OSAKA, JAPAN – JUNE 29: Germany’s Chancellor Angela Merkel and France’s President Emmanuel Macron talk with Argentina’s President, Mauricio Macri, during the announcement of a trade agreement between the European Union and Brazil, Argentina, Uruguay and Paraguay on June 29, 2019 in Osaka, Japan.

Carl Court | Getty Images News | Getty Images

Prime Minister Boris Johnson is to meet German Chancellor Angela Merkel in Berlin Wednesday in his first official trip abroad as U.K. leader and one that will likely be all focused on Brexit.

Johnson will aim to persuade Merkel, and French President Emmanuel Macron who he’s meeting on Thursday, to try to influence the wider EU to change a crucial part of the Brexit deal.

He hopes the EU might consider removing the contentious “backstop” plan, aimed at preventing a hard border on the island of Ireland, believing that its removal could give the deal on offer a better chance of being approved by the U.K. Parliament before a departure deadline of October 31.

Unfortunately for Johnson, analysts don’t expect much movement on the issue from the EU or even Merkel, arguably the U.K.’s closest ally in Europe. The EU has consistently said it will not renegotiate the “backstop,” it has also told Johnson that he has not proposed viable alternatives.

“If Johnson hopes to persuade Merkel and Macron to sweet talk (Irish Prime Minister Leo) Varadkar into changing his tune, he will likely be disappointed,” Kallum Pickering, senior economist at Berenberg Bank, said in a note Tuesday.
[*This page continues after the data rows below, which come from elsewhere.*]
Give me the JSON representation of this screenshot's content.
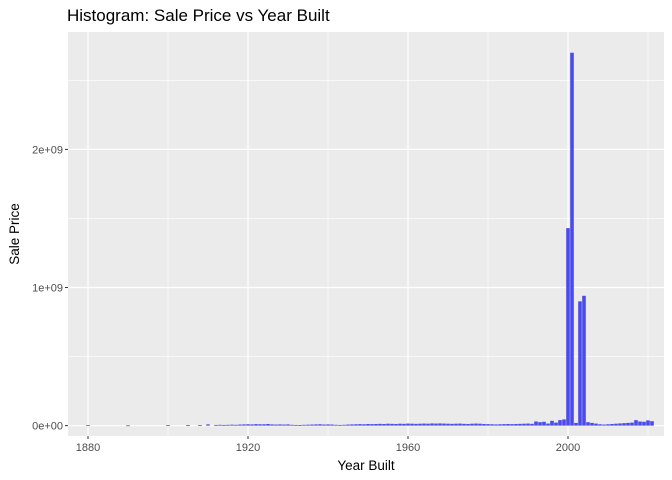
{
  "chart_data": {
    "type": "bar",
    "title": "Histogram: Sale Price vs Year Built",
    "xlabel": "Year Built",
    "ylabel": "Sale Price",
    "xlim": [
      1875,
      2024
    ],
    "ylim": [
      -75000000,
      2850000000
    ],
    "x_ticks": [
      1880,
      1920,
      1960,
      2000
    ],
    "x_tick_labels": [
      "1880",
      "1920",
      "1960",
      "2000"
    ],
    "y_ticks": [
      0,
      1000000000,
      2000000000
    ],
    "y_tick_labels": [
      "0e+00",
      "1e+09",
      "2e+09"
    ],
    "grid": true,
    "bar_color": "#4B4BEB",
    "panel_background": "#EBEBEB",
    "grid_color": "#FFFFFF",
    "x": [
      1880,
      1890,
      1900,
      1905,
      1908,
      1910,
      1912,
      1913,
      1914,
      1915,
      1916,
      1917,
      1918,
      1919,
      1920,
      1921,
      1922,
      1923,
      1924,
      1925,
      1926,
      1927,
      1928,
      1929,
      1930,
      1931,
      1932,
      1933,
      1934,
      1935,
      1936,
      1937,
      1938,
      1939,
      1940,
      1941,
      1942,
      1943,
      1944,
      1945,
      1946,
      1947,
      1948,
      1949,
      1950,
      1951,
      1952,
      1953,
      1954,
      1955,
      1956,
      1957,
      1958,
      1959,
      1960,
      1961,
      1962,
      1963,
      1964,
      1965,
      1966,
      1967,
      1968,
      1969,
      1970,
      1971,
      1972,
      1973,
      1974,
      1975,
      1976,
      1977,
      1978,
      1979,
      1980,
      1981,
      1982,
      1983,
      1984,
      1985,
      1986,
      1987,
      1988,
      1989,
      1990,
      1991,
      1992,
      1993,
      1994,
      1995,
      1996,
      1997,
      1998,
      1999,
      2000,
      2001,
      2002,
      2003,
      2004,
      2005,
      2006,
      2007,
      2008,
      2009,
      2010,
      2011,
      2012,
      2013,
      2014,
      2015,
      2016,
      2017,
      2018,
      2019,
      2020,
      2021
    ],
    "values": [
      3000000,
      2000000,
      3000000,
      4000000,
      3000000,
      9000000,
      5000000,
      6000000,
      5000000,
      6000000,
      7000000,
      6000000,
      8000000,
      9000000,
      10000000,
      9000000,
      11000000,
      10000000,
      10000000,
      12000000,
      9000000,
      8000000,
      9000000,
      8000000,
      9000000,
      6000000,
      5000000,
      4000000,
      6000000,
      7000000,
      8000000,
      9000000,
      10000000,
      8000000,
      9000000,
      8000000,
      6000000,
      5000000,
      6000000,
      8000000,
      9000000,
      10000000,
      11000000,
      10000000,
      12000000,
      11000000,
      12000000,
      13000000,
      12000000,
      14000000,
      13000000,
      12000000,
      14000000,
      13000000,
      15000000,
      14000000,
      13000000,
      14000000,
      15000000,
      14000000,
      16000000,
      15000000,
      16000000,
      15000000,
      14000000,
      13000000,
      14000000,
      15000000,
      13000000,
      12000000,
      14000000,
      15000000,
      14000000,
      12000000,
      11000000,
      10000000,
      9000000,
      10000000,
      11000000,
      12000000,
      11000000,
      12000000,
      13000000,
      14000000,
      15000000,
      13000000,
      30000000,
      25000000,
      28000000,
      15000000,
      35000000,
      22000000,
      40000000,
      45000000,
      1430000000,
      2700000000,
      20000000,
      900000000,
      940000000,
      25000000,
      20000000,
      15000000,
      10000000,
      8000000,
      10000000,
      12000000,
      14000000,
      16000000,
      18000000,
      20000000,
      22000000,
      40000000,
      30000000,
      28000000,
      38000000,
      32000000
    ]
  }
}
“In contrast to the logic often portrayed in the British press, Berlin or other EU capitals are unlikely to exert heavy pressure on Dublin to yield. All of the EU’s actions so far since the Brexit vote demonstrate that the EU’s priority is the cohesion of the 27 — that means providing solidarity to smaller members such as the Republic of Ireland. The EU27 are ready to accept modest economic consequences in order to preserve that,” he added. EU27 refers to the remaining 27 member states that would be left after the U.K leaves the bloc.

Letter to Europe

In a letter to European Council President Donald Tusk late Monday, Johnson said the so-called Irish “backstop” was “anti-democratic.”

The backstop would only be implemented if the U.K. and EU can’t strike a trade deal within a 21-month transition period following the U.K.’s departure from the EU. But Pro-Brexit lawmakers don’t like the backstop as they believe it would keep the country too closely linked to the EU’s trading rules and unable to strike trade deals with other nations.

Opposition to the backstop is seen as one of the main reasons that the Brexit deal on offer was rejected three times by the U.K. Parliament, which has to approve the deal.

The lack of agreement over the deal has made the prospect of a “no-deal” departure from the EU more likely, and the U.K. has stepped up preparations.

Johnson said Monday that a deal could still be reached if the EU removed the “backstop” and considered alternative solutions, such as technology, to the backstop border issue.